A Systematic Review on Cannabis Hyperemesis Syndrome and Its Management Options

Affiliations

A Systematic Review on Cannabis Hyperemesis Syndrome and Its Management Options

Helen Senderovich et al. Med Princ Pract. 2022.

Abstract

Introduction: Several forms of cannabinoids are currently being used to manage nausea and vomiting (N/V). Emerging cases of refractory N/V associated with chronic cannabis use among adults and older patients have been reported named cannabis hyperemesis syndrome (CHS). CHS is a condition that leads to repeated and severe N/V in long-term users of cannabinoids.

Objective: The aim of this study was to outline current treatments for the management of CHS.

Methods: A systematic review was conducted using PubMed, Ovid MEDLINE, Cochrane Central, EMBASE, and Google Scholar. Databases were used to search for articles on CHS published from January 2009 to June 2021, yielding 225 results of which 17 were deemed relevant and underwent review by 2 separate reviewers.

Results: The duration of cannabis administration ranged between 6 months to 11 years may precipitate symptoms of CHS. The Rome IV diagnostic criteria of CHS require cannabinoid use and persistence of N/V symptoms for at least the past 6 months.
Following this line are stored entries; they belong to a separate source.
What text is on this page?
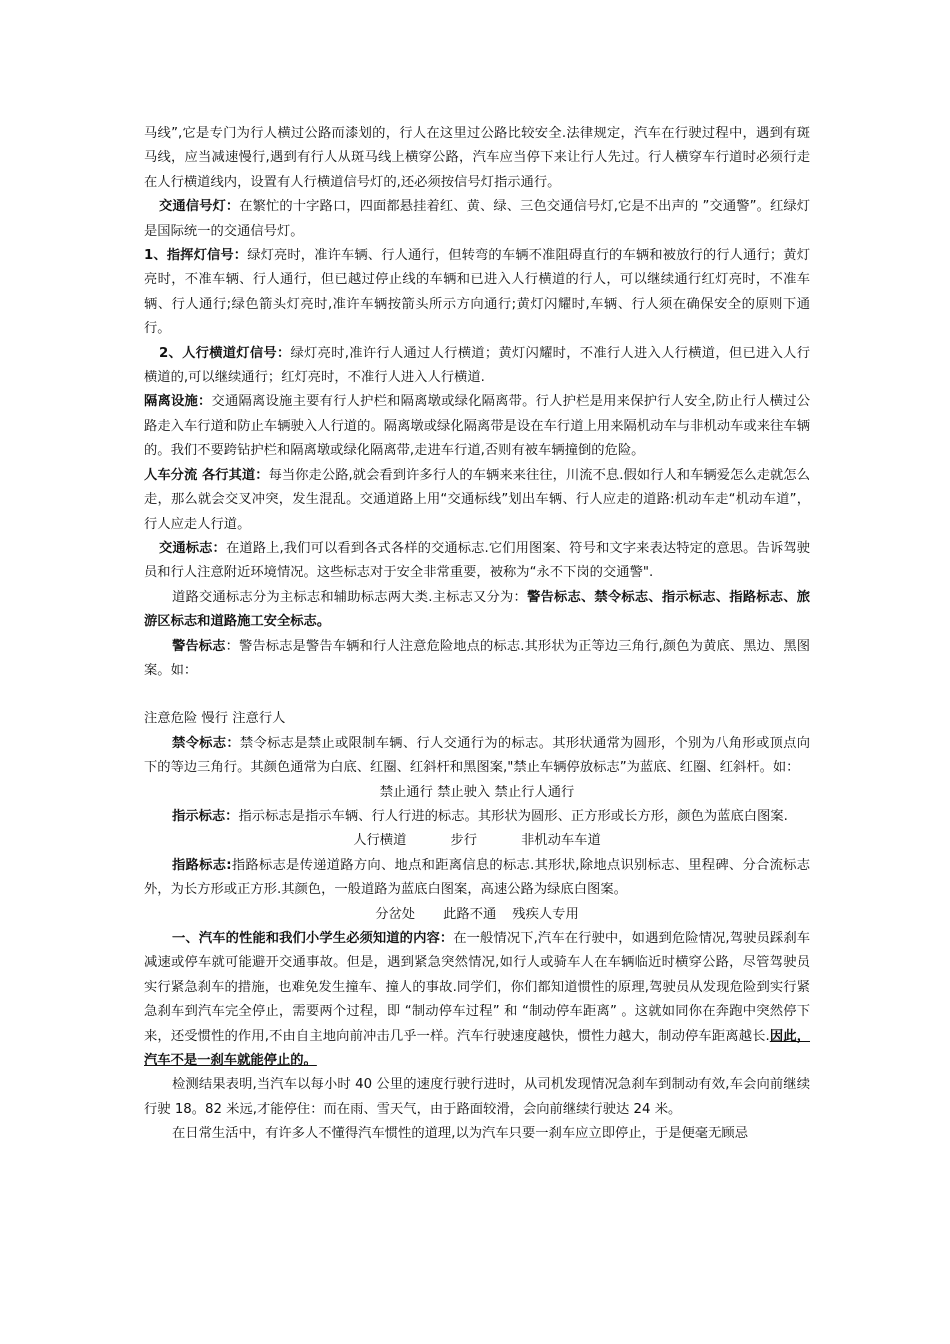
马线”,它是专门为行人横过公路而漆划的，行人在这里过公路比较安全.法律规定，汽车在行驶过程中，遇到有斑马线，应当减速慢行,遇到有行人从斑马线上横穿公路，汽车应当停下来让行人先过。行人横穿车行道时必须行走在人行横道线内，设置有人行横道信号灯的,还必须按信号灯指示通行。

交通信号灯：在繁忙的十字路口，四面都悬挂着红、黄、绿、三色交通信号灯,它是不出声的 ”交通警”。红绿灯是国际统一的交通信号灯。

1、指挥灯信号：绿灯亮时，准许车辆、行人通行，但转弯的车辆不准阻碍直行的车辆和被放行的行人通行；黄灯亮时，不准车辆、行人通行，但已越过停止线的车辆和已进入人行横道的行人，可以继续通行红灯亮时，不准车辆、行人通行;绿色箭头灯亮时,准许车辆按箭头所示方向通行;黄灯闪耀时,车辆、行人须在确保安全的原则下通行。

2、人行横道灯信号：绿灯亮时,准许行人通过人行横道；黄灯闪耀时，不准行人进入人行横道，但已进入人行横道的,可以继续通行；红灯亮时，不准行人进入人行横道.

隔离设施：交通隔离设施主要有行人护栏和隔离墩或绿化隔离带。行人护栏是用来保护行人安全,防止行人横过公路走入车行道和防止车辆驶入人行道的。隔离墩或绿化隔离带是设在车行道上用来隔机动车与非机动车或来往车辆的。我们不要跨钻护栏和隔离墩或绿化隔离带,走进车行道,否则有被车辆撞倒的危险。

人车分流 各行其道：每当你走公路,就会看到许多行人的车辆来来往往，川流不息.假如行人和车辆爱怎么走就怎么走，那么就会交叉冲突，发生混乱。交通道路上用“交通标线”划出车辆、行人应走的道路:机动车走“机动车道”，行人应走人行道。

交通标志：在道路上,我们可以看到各式各样的交通标志.它们用图案、符号和文字来表达特定的意思。告诉驾驶员和行人注意附近环境情况。这些标志对于安全非常重要，被称为“永不下岗的交通警".

道路交通标志分为主标志和辅助标志两大类.主标志又分为：警告标志、禁令标志、指示标志、指路标志、旅游区标志和道路施工安全标志。

警告标志：警告标志是警告车辆和行人注意危险地点的标志.其形状为正等边三角行,颜色为黄底、黑边、黑图案。如：

注意危险 慢行 注意行人

禁令标志：禁令标志是禁止或限制车辆、行人交通行为的标志。其形状通常为圆形，个别为八角形或顶点向下的等边三角行。其颜色通常为白底、红圈、红斜杆和黑图案,"禁止车辆停放标志”为蓝底、红圈、红斜杆。如：

禁止通行 禁止驶入 禁止行人通行

指示标志：指示标志是指示车辆、行人行进的标志。其形状为圆形、正方形或长方形，颜色为蓝底白图案.

人行横道	步行	非机动车车道

指路标志:指路标志是传递道路方向、地点和距离信息的标志.其形状,除地点识别标志、里程碑、分合流标志外，为长方形或正方形.其颜色，一般道路为蓝底白图案，高速公路为绿底白图案。

分岔处 此路不通 残疾人专用

一、汽车的性能和我们小学生必须知道的内容：在一般情况下,汽车在行驶中，如遇到危险情况,驾驶员踩刹车减速或停车就可能避开交通事故。但是，遇到紧急突然情况,如行人或骑车人在车辆临近时横穿公路，尽管驾驶员实行紧急刹车的措施，也难免发生撞车、撞人的事故.同学们，你们都知道惯性的原理,驾驶员从发现危险到实行紧急刹车到汽车完全停止，需要两个过程，即 “制动停车过程” 和 “制动停车距离” 。这就如同你在奔跑中突然停下来，还受惯性的作用,不由自主地向前冲击几乎一样。汽车行驶速度越快，惯性力越大，制动停车距离越长.因此，汽车不是一刹车就能停止的。

检测结果表明,当汽车以每小时 40 公里的速度行驶行进时，从司机发现情况急刹车到制动有效,车会向前继续行驶 18。82 米远,才能停住：而在雨、雪天气，由于路面较滑，会向前继续行驶达 24 米。

在日常生活中，有许多人不懂得汽车惯性的道理,以为汽车只要一刹车应立即停止，于是便毫无顾忌
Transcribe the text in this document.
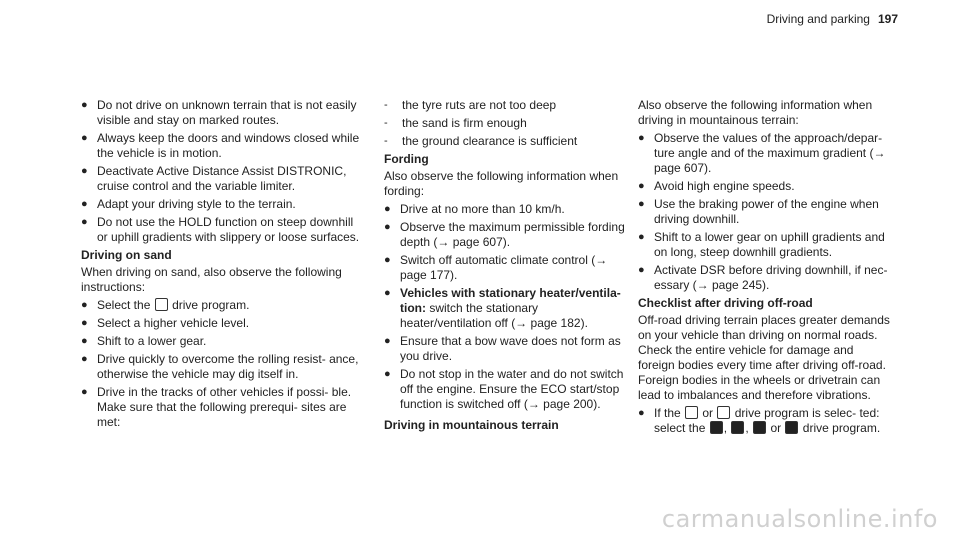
Driving and parking 197
● Do not drive on unknown terrain that is not easily visible and stay on marked routes.
● Always keep the doors and windows closed while the vehicle is in motion.
● Deactivate Active Distance Assist DISTRONIC, cruise control and the variable limiter.
● Adapt your driving style to the terrain.
● Do not use the HOLD function on steep downhill or uphill gradients with slippery or loose surfaces.
Driving on sand
When driving on sand, also observe the following instructions:
● Select the drive program.
● Select a higher vehicle level.
● Shift to a lower gear.
● Drive quickly to overcome the rolling resist- ance, otherwise the vehicle may dig itself in.
● Drive in the tracks of other vehicles if possi- ble. Make sure that the following prerequi- sites are met:
-	the tyre ruts are not too deep
-	the sand is firm enough
-	the ground clearance is sufficient
Fording
Also observe the following information when fording:
● Drive at no more than 10 km/h.
● Observe the maximum permissible fording depth (→ page 607).
● Switch off automatic climate control (→ page 177).
● Vehicles with stationary heater/ventila- tion: switch the stationary heater/ventilation off (→ page 182).
● Ensure that a bow wave does not form as you drive.
● Do not stop in the water and do not switch off the engine. Ensure the ECO start/stop function is switched off (→ page 200).
Driving in mountainous terrain
Also observe the following information when driving in mountainous terrain:
● Observe the values of the approach/depar- ture angle and of the maximum gradient (→ page 607).
● Avoid high engine speeds.
● Use the braking power of the engine when driving downhill.
● Shift to a lower gear on uphill gradients and on long, steep downhill gradients.
● Activate DSR before driving downhill, if nec- essary (→ page 245).
Checklist after driving off-road
Off-road driving terrain places greater demands on your vehicle than driving on normal roads. Check the entire vehicle for damage and foreign bodies every time after driving off-road. Foreign bodies in the wheels or drivetrain can lead to imbalances and therefore vibrations.
● If the or drive program is selec- ted: select the , , or drive program.
carmanualsonline.info
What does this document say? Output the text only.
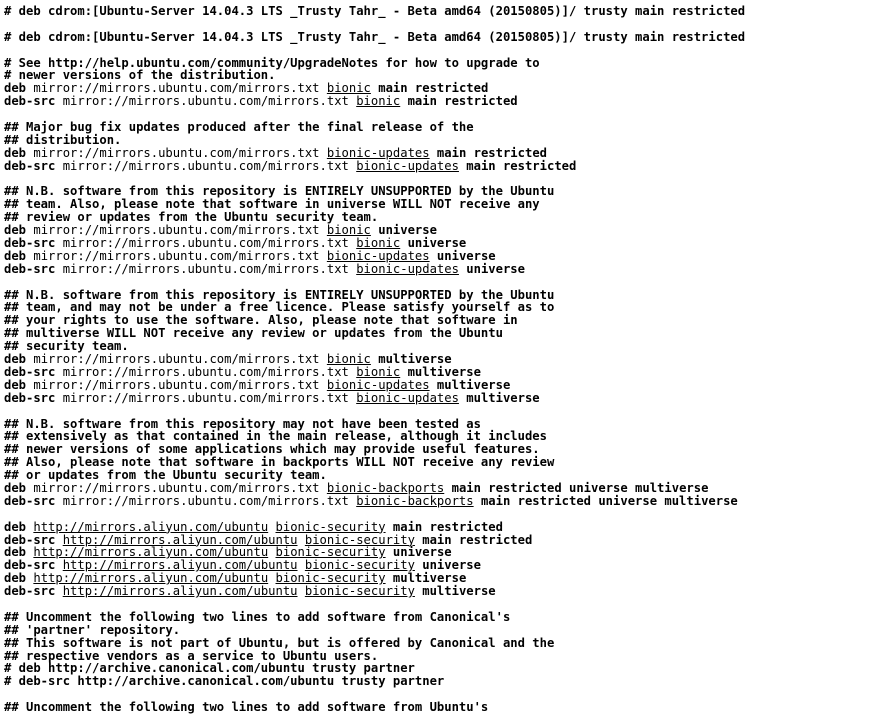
# deb cdrom:[Ubuntu-Server 14.04.3 LTS _Trusty Tahr_ - Beta amd64 (20150805)]/ trusty main restricted
# deb cdrom:[Ubuntu-Server 14.04.3 LTS _Trusty Tahr_ - Beta amd64 (20150805)]/ trusty main restricted
# See http://help.ubuntu.com/community/UpgradeNotes for how to upgrade to
# newer versions of the distribution.
deb mirror://mirrors.ubuntu.com/mirrors.txt bionic main restricted
deb-src mirror://mirrors.ubuntu.com/mirrors.txt bionic main restricted
## Major bug fix updates produced after the final release of the
## distribution.
deb mirror://mirrors.ubuntu.com/mirrors.txt bionic-updates main restricted
deb-src mirror://mirrors.ubuntu.com/mirrors.txt bionic-updates main restricted
## N.B. software from this repository is ENTIRELY UNSUPPORTED by the Ubuntu
## team. Also, please note that software in universe WILL NOT receive any
## review or updates from the Ubuntu security team.
deb mirror://mirrors.ubuntu.com/mirrors.txt bionic universe
deb-src mirror://mirrors.ubuntu.com/mirrors.txt bionic universe
deb mirror://mirrors.ubuntu.com/mirrors.txt bionic-updates universe
deb-src mirror://mirrors.ubuntu.com/mirrors.txt bionic-updates universe
## N.B. software from this repository is ENTIRELY UNSUPPORTED by the Ubuntu
## team, and may not be under a free licence. Please satisfy yourself as to
## your rights to use the software. Also, please note that software in
## multiverse WILL NOT receive any review or updates from the Ubuntu
## security team.
deb mirror://mirrors.ubuntu.com/mirrors.txt bionic multiverse
deb-src mirror://mirrors.ubuntu.com/mirrors.txt bionic multiverse
deb mirror://mirrors.ubuntu.com/mirrors.txt bionic-updates multiverse
deb-src mirror://mirrors.ubuntu.com/mirrors.txt bionic-updates multiverse
## N.B. software from this repository may not have been tested as
## extensively as that contained in the main release, although it includes
## newer versions of some applications which may provide useful features.
## Also, please note that software in backports WILL NOT receive any review
## or updates from the Ubuntu security team.
deb mirror://mirrors.ubuntu.com/mirrors.txt bionic-backports main restricted universe multiverse
deb-src mirror://mirrors.ubuntu.com/mirrors.txt bionic-backports main restricted universe multiverse
deb http://mirrors.aliyun.com/ubuntu bionic-security main restricted
deb-src http://mirrors.aliyun.com/ubuntu bionic-security main restricted
deb http://mirrors.aliyun.com/ubuntu bionic-security universe
deb-src http://mirrors.aliyun.com/ubuntu bionic-security universe
deb http://mirrors.aliyun.com/ubuntu bionic-security multiverse
deb-src http://mirrors.aliyun.com/ubuntu bionic-security multiverse
## Uncomment the following two lines to add software from Canonical's
## 'partner' repository.
## This software is not part of Ubuntu, but is offered by Canonical and the
## respective vendors as a service to Ubuntu users.
# deb http://archive.canonical.com/ubuntu trusty partner
# deb-src http://archive.canonical.com/ubuntu trusty partner
## Uncomment the following two lines to add software from Ubuntu's
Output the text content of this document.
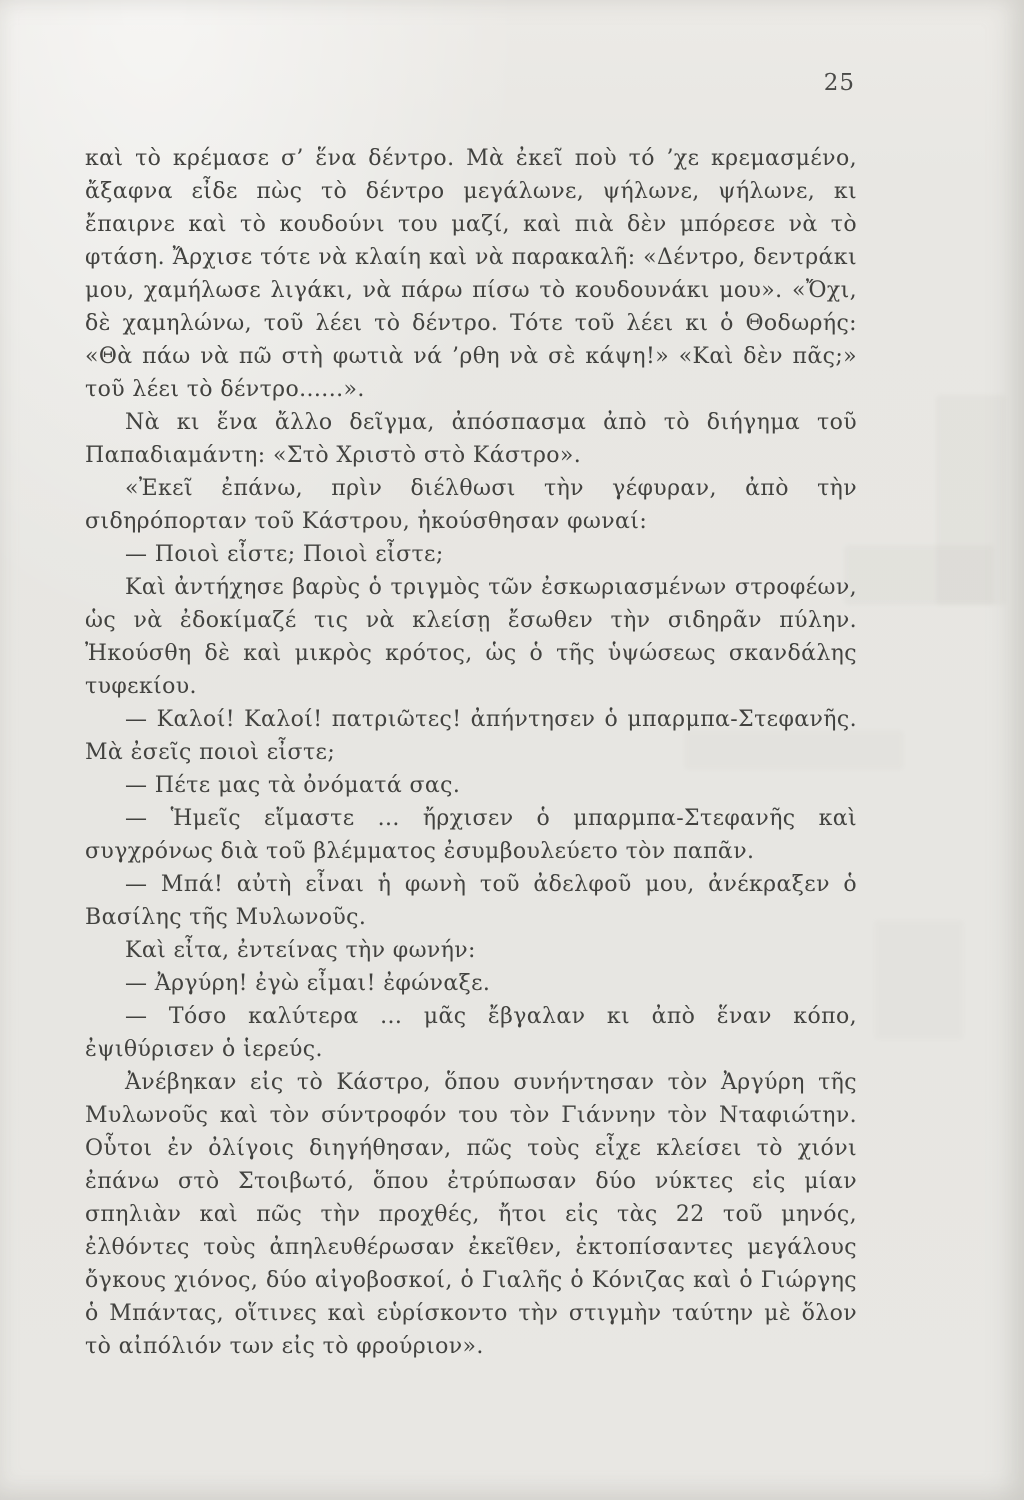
25

καὶ τὸ κρέμασε σ’ ἕνα δέντρο. Μὰ ἐκεῖ ποὺ τό ’χε κρεμασμένο, ἄξαφνα εἶδε πὼς τὸ δέντρο μεγάλωνε, ψήλωνε, ψήλωνε, κι ἔπαιρνε καὶ τὸ κουδούνι του μαζί, καὶ πιὰ δὲν μπόρεσε νὰ τὸ φτάση. Ἄρχισε τότε νὰ κλαίη καὶ νὰ παρακαλῆ: «Δέντρο, δεντράκι μου, χαμήλωσε λιγάκι, νὰ πάρω πίσω τὸ κουδουνάκι μου». «Ὄχι, δὲ χαμηλώνω, τοῦ λέει τὸ δέντρο. Τότε τοῦ λέει κι ὁ Θοδωρής: «Θὰ πάω νὰ πῶ στὴ φωτιὰ νά ’ρθη νὰ σὲ κάψη!» «Καὶ δὲν πᾶς;» τοῦ λέει τὸ δέντρο......».

Νὰ κι ἕνα ἄλλο δεῖγμα, ἀπόσπασμα ἀπὸ τὸ διήγημα τοῦ Παπαδιαμάντη: «Στὸ Χριστὸ στὸ Κάστρο».

«Ἐκεῖ ἐπάνω, πρὶν διέλθωσι τὴν γέφυραν, ἀπὸ τὴν σιδηρόπορταν τοῦ Κάστρου, ἠκούσθησαν φωναί:

— Ποιοὶ εἶστε; Ποιοὶ εἶστε;

Καὶ ἀντήχησε βαρὺς ὁ τριγμὸς τῶν ἐσκωριασμένων στροφέων, ὡς νὰ ἐδοκίμαζέ τις νὰ κλείσῃ ἔσωθεν τὴν σιδηρᾶν πύλην. Ἠκούσθη δὲ καὶ μικρὸς κρότος, ὡς ὁ τῆς ὑψώσεως σκανδάλης τυφεκίου.

— Καλοί! Καλοί! πατριῶτες! ἀπήντησεν ὁ μπαρμπα-Στεφανῆς. Μὰ ἐσεῖς ποιοὶ εἶστε;

— Πέτε μας τὰ ὀνόματά σας.

— Ἡμεῖς εἴμαστε ... ἤρχισεν ὁ μπαρμπα-Στεφανῆς καὶ συγχρόνως διὰ τοῦ βλέμματος ἐσυμβουλεύετο τὸν παπᾶν.

— Μπά! αὐτὴ εἶναι ἡ φωνὴ τοῦ ἀδελφοῦ μου, ἀνέκραξεν ὁ Βασίλης τῆς Μυλωνοῦς.

Καὶ εἶτα, ἐντείνας τὴν φωνήν:

— Ἀργύρη! ἐγὼ εἶμαι! ἐφώναξε.

— Τόσο καλύτερα ... μᾶς ἔβγαλαν κι ἀπὸ ἕναν κόπο, ἐψιθύρισεν ὁ ἱερεύς.

Ἀνέβηκαν εἰς τὸ Κάστρο, ὅπου συνήντησαν τὸν Ἀργύρη τῆς Μυλωνοῦς καὶ τὸν σύντροφόν του τὸν Γιάννην τὸν Νταφιώτην. Οὗτοι ἐν ὀλίγοις διηγήθησαν, πῶς τοὺς εἶχε κλείσει τὸ χιόνι ἐπάνω στὸ Στοιβωτό, ὅπου ἐτρύπωσαν δύο νύκτες εἰς μίαν σπηλιὰν καὶ πῶς τὴν προχθές, ἤτοι εἰς τὰς 22 τοῦ μηνός, ἐλθόντες τοὺς ἀπηλευθέρωσαν ἐκεῖθεν, ἐκτοπίσαντες μεγάλους ὄγκους χιόνος, δύο αἰγοβοσκοί, ὁ Γιαλῆς ὁ Κόνιζας καὶ ὁ Γιώργης ὁ Μπάντας, οἵτινες καὶ εὑρίσκοντο τὴν στιγμὴν ταύτην μὲ ὅλον τὸ αἰπόλιόν των εἰς τὸ φρούριον».
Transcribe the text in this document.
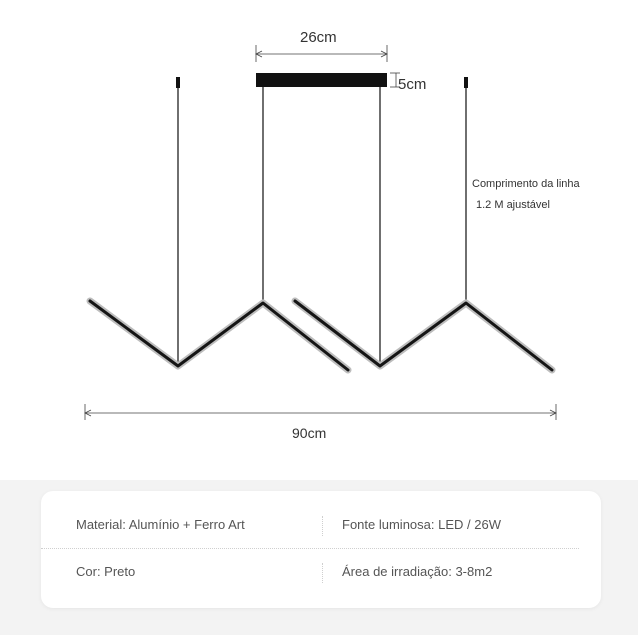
26cm
5cm
90cm
Comprimento da linha
1.2 M ajustável
Material: Alumínio + Ferro Art	Fonte luminosa: LED / 26W
Cor: Preto	Área de irradiação: 3-8m2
Cannabis cessation is noted to be the most successful management, but other treatments also demonstrated symptom relief; these include hot water hydrotherapy, topical capsaicin cream, haloperidol, droperidol, benzodiazepines, propranolol, and aprepitant administration.

Conclusion: More research on CHS is needed to enhance knowledge translation, education, and create awareness in the medical community on the side effects of cannabinoids and to propose the best treatment options.

Keywords: Cannabinoid hyperemesis syndrome; Cannabinoids; Nausea; Vomiting.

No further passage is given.